Esses centros hospitalares foram instalados por “delegações estrangeiras compostas pela Cruz Vermelha Internacional, Estados Unidos, França, Peru, Alemanha e Jordânia no estado de La Guaira”, que se encontra militarizado por ter sido o mais afetado pelos terremotos.
Atualmente, a Venezuela conta com mais de 3.300 socorristas estrangeiros de 27 países mobilizados nas áreas afetadas, conforme informou o Ministério da Comunicação em um comunicado. “Rodríguez conversou com seus representantes sobre as elevadas capacidades técnicas disponibilizadas para atender à emergência em La Guaira”, afirma o documento.

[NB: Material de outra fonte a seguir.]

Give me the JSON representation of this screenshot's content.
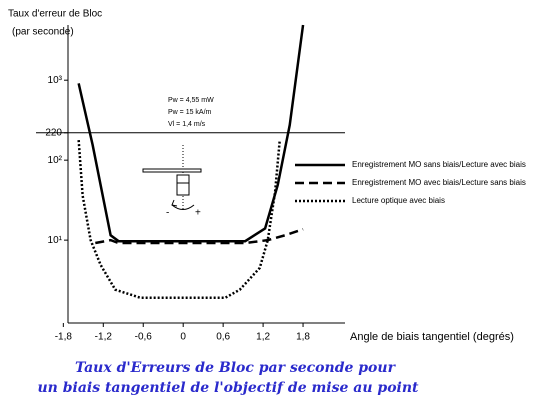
{
  "chart_data": {
    "type": "line",
    "ylabel": [
      "Taux d'erreur de Bloc",
      "(par seconde)"
    ],
    "xlabel": "Angle de biais tangentiel (degrés)",
    "parameters": [
      "Pw = 4,55 mW",
      "Pw = 15 kA/m",
      "Vl = 1,4 m/s"
    ],
    "diagram_labels": [
      "-",
      "+"
    ],
    "caption": [
      "Taux d'Erreurs de Bloc par seconde pour",
      "un biais tangentiel de l'objectif de mise au point"
    ],
    "log_y": true,
    "xlim": [
      -1.73,
      2.43
    ],
    "ylim": [
      0.92,
      4900
    ],
    "xticks": [
      {
        "value": -1.8,
        "label": "-1,8"
      },
      {
        "value": -1.2,
        "label": "-1,2"
      },
      {
        "value": -0.6,
        "label": "-0,6"
      },
      0,
      {
        "value": 0.6,
        "label": "0,6"
      },
      {
        "value": 1.2,
        "label": "1,2"
      },
      {
        "value": 1.8,
        "label": "1,8"
      }
    ],
    "yticks": [
      {
        "value": 10,
        "label": "10¹"
      },
      {
        "value": 100,
        "label": "10²"
      },
      220,
      {
        "value": 1000,
        "label": "10³"
      }
    ],
    "hline": 220,
    "series": [
      {
        "name": "Enregistrement MO sans biais/Lecture avec biais",
        "color": "#000000",
        "style": "solid",
        "x": [
          -1.57,
          -1.36,
          -1.09,
          -0.97,
          0.93,
          1.23,
          1.42,
          1.6,
          1.8
        ],
        "values": [
          912,
          155,
          11.5,
          9.7,
          9.7,
          14,
          49,
          275,
          4900
        ]
      },
      {
        "name": "Enregistrement MO avec biais/Lecture sans biais",
        "color": "#000000",
        "style": "dashed",
        "x": [
          -1.32,
          -1.09,
          -0.97,
          0.93,
          1.27,
          1.53,
          1.8
        ],
        "values": [
          9.2,
          10,
          9.2,
          9.2,
          10,
          11.5,
          13.7
        ]
      },
      {
        "name": "Lecture optique avec biais",
        "color": "#000000",
        "style": "dotted",
        "x": [
          -1.57,
          -1.51,
          -1.39,
          -1.24,
          -1.02,
          -0.64,
          0.63,
          0.85,
          1.15,
          1.27,
          1.38,
          1.45
        ],
        "values": [
          178,
          36,
          10,
          4.9,
          2.4,
          1.9,
          1.9,
          2.4,
          4.5,
          10,
          40,
          178
        ]
      }
    ]
  }
}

Essa mobilização serviu para “destacar a extraordinária conquista técnica e humana alcançada (...), reflexo da eficácia das equipes de resgate urbano”. “Essa importante missão faz parte do mobilização global de equipes de resgate estrangeiras que atuam neste momento nas áreas afetadas, incluindo unidades caninas de rastreamento, especialistas em busca e assistência médica de ponta”, explicou.
Além disso, a presidente supervisionou uma reunião com os diferentes órgãos de segurança para avaliar as áreas afetadas pelos terremotos e liderou uma sessão estratégica com os órgãos de segurança do Estado para “analisar os protocolos de atendimento implementados nos territórios impactados pelos movimentos sísmicos”.
Nessa mesa de trabalho estiveram presentes figuras-chave como o ministro do Interior, Diosdado Cabello, o ministro da Defesa, Gustavo González López, o chefe da Guarda Nacional Bolivariana, Juan Ernesto Sulbarán, e o diretor do Serviço Bolivariano de Inteligência (SEBIN), Alexis Rodríguez.
Durante o encontro, todos abordaram detalhadamente “a logística operacional, priorizando a vigilância militar nas áreas críticas, a gestão rigorosa das vias de acesso e o avanço constante das operações especializadas de resgate e remoção de escombros”, afirma o comunicado.
Além disso, foram definidas as linhas de ação “diante do período de luto nacional de sete dias decretado pelo Executivo para honrar a memória dos cidadãos falecidos e reafirmar o apoio absoluto às famílias afetadas por esta lamentável situação”.